Kristen Stewart plays the teenage sister of the two boys. She says that realism was heightened by having less computer-generated effects than most sci-fi films today.

“In the house everything was practical,” she said. “When we harpooned walls and ripped out the ceilings, there was a real harpoon coming in and ripping out walls. When we had fires on set, there were really fires. The cool thing is also the Zorgons were real. They were guys in suits; but it's a lot easier to run from something that's actually chasing you than from something that is imaginary.”

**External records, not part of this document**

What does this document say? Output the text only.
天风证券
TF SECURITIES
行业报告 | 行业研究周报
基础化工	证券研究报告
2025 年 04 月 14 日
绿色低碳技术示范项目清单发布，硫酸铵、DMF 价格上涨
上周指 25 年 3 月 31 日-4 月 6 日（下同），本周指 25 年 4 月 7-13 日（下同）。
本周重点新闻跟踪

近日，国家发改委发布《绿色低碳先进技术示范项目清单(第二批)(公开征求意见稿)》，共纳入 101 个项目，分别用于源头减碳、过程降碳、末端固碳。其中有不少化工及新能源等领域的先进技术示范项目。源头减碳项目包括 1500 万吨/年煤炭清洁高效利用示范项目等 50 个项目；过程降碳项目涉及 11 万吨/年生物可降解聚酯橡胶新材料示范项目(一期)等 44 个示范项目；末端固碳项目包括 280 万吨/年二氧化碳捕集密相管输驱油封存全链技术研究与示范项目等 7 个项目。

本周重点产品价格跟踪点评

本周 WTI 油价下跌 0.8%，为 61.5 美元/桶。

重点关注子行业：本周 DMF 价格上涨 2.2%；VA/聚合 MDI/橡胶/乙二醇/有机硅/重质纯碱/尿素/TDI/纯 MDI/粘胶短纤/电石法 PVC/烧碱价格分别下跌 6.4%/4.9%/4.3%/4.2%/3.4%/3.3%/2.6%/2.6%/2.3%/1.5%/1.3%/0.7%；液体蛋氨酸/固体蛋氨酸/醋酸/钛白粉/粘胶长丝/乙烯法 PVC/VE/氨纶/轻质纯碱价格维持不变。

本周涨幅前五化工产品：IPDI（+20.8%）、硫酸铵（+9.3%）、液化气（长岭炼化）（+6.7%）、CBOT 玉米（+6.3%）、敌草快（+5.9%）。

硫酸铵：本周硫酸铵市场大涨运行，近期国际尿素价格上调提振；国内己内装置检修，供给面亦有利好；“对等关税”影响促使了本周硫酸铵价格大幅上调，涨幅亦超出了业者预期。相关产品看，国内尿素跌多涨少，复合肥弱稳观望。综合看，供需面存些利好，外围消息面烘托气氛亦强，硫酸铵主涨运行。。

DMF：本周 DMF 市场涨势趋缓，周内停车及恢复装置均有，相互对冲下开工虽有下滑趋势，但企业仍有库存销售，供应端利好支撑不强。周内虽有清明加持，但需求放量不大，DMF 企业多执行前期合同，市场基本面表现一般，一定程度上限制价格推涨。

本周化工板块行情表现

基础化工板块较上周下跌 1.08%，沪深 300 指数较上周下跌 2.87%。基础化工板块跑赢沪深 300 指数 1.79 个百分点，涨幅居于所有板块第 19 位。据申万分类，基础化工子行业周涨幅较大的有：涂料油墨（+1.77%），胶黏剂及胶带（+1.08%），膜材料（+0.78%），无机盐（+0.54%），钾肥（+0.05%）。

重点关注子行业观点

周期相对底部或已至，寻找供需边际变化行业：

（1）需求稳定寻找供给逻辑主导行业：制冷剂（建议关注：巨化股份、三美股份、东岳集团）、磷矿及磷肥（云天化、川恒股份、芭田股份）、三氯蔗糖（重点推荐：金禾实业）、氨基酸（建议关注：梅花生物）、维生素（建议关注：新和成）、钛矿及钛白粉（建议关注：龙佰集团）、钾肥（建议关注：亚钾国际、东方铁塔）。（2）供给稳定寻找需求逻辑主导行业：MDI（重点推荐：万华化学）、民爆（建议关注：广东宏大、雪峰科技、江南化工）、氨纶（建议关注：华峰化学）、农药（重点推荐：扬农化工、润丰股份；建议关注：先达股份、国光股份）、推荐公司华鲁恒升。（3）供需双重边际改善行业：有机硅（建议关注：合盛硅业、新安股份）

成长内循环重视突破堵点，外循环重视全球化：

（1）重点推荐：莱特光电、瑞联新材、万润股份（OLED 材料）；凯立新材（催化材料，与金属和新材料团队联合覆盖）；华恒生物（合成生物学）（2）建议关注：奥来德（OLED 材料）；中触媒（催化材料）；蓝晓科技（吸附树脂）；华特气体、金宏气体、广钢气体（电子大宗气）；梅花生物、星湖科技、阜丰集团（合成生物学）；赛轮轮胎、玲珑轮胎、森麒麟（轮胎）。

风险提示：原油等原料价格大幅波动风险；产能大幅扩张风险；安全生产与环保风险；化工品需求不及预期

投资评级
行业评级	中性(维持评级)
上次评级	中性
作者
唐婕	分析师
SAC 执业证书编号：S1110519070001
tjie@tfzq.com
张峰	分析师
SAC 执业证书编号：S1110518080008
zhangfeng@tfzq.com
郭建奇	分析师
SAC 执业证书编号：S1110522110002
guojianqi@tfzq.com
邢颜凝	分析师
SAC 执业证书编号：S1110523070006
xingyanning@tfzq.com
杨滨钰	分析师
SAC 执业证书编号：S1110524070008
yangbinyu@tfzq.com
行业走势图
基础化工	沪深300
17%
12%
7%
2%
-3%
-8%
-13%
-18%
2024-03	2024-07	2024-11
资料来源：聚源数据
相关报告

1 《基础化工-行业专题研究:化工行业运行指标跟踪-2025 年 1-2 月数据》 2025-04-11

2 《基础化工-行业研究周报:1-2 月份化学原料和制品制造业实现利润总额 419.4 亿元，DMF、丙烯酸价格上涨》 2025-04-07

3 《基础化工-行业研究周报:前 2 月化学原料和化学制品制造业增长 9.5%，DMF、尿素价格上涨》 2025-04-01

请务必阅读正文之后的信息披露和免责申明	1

Dax Shepard plays an astronaut who the game has the boys rescue. Shepard found his sarcastic wit a good fit with the tone of the film and says it defies the old show business warning against working opposite young kids:

“I had heard that going in, like everyone else, and I don't know if the root of that is 'you can't compete with them because they're cute and scene-stealing,'” he said. “That probably is true, but the kids in this movie were super-intelligent, focused, really good actors. So for me it was, perhaps, easier than working with anyone else because we had the same 12-year-old mentality and we horsed around all day and no one cared.”

MOVIE CLIP:
"What do they eat?"
"Meat."
"That's good."
"Dude, you're meat."

Zathura stars Jonathan Bobo and Josh Hutcherson as brothers Danny and Walter. Oscar-winner Tim Robbins plays their too-easily distracted father who has no idea what's going as the kids play the game while he's away from the house.